Don’t so locked into quadratic equations that the minute you see an equation that is not quadratic you decide you can’t deal with it. While this function was not a quadratic it still factored, it just wasn’t as obvious that it did in this case. You could have clearly seen that if factored if it had been,

$t\left( {{t^2} - 7t - 8} \right)$

but notice that the only real difference is that the exponents are fractions now, but it still has the same basic form and so can be factored.

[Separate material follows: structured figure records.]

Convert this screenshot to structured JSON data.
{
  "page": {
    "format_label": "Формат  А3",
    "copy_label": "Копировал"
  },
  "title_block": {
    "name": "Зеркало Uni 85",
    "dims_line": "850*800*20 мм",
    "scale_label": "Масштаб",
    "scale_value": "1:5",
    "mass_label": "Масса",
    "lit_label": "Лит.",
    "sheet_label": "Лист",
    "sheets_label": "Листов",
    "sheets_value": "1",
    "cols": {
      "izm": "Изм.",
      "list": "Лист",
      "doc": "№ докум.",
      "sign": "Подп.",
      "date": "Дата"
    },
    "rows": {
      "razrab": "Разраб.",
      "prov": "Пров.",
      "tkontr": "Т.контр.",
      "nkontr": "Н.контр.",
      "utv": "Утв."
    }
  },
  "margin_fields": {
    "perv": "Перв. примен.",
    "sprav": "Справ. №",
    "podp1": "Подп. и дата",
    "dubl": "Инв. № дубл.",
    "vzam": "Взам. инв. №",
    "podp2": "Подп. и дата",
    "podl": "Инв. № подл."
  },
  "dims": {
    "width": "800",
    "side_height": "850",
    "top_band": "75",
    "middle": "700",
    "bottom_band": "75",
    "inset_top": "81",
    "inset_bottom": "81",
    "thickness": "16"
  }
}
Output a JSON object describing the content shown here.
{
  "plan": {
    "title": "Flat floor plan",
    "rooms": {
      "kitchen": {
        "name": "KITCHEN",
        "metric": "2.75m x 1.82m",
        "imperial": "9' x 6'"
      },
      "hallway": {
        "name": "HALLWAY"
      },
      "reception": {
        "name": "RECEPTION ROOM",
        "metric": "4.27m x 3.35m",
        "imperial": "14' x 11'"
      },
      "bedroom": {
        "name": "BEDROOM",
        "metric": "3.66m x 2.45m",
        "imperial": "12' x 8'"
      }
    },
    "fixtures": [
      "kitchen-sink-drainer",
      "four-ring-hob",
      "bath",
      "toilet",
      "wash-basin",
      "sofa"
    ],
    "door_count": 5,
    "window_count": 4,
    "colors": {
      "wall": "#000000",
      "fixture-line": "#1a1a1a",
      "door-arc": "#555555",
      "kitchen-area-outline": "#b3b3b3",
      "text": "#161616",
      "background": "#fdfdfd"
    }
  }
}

Okay, back to the problem. From the factored form we get,

\begin{align*} \begin{aligned}t & = 0 \\ t^{\frac{1}{3}} - 8 & = 0 \\ t^{\frac{1}{3}} + 1 & = 0 \end{aligned} & \begin{aligned} \\ \hspace{0.5in} \Rightarrow \hspace{0.25in} \\ \hspace{0.25in} \Rightarrow \hspace{0.25in} \end{aligned} & \begin{aligned} \\ t^{\frac{1}{3}} & = 8 \\ t^{\frac{1}{3}} & = - 1 \end{aligned} & \begin{aligned} \\ \hspace{0.5in} \Rightarrow \hspace{0.25in} \\ \hspace{0.25in} \Rightarrow \hspace{0.25in} \end{aligned} & \begin{aligned} \\ t & = {8^3} = 512 \\ t & = {\left( { - 1} \right)^3} = - 1 \end{aligned} \end{align*}

So, the function has three roots,

$t = - 1,\,\,\,\,\,t = 0,\,\,\,\,\,t = 512$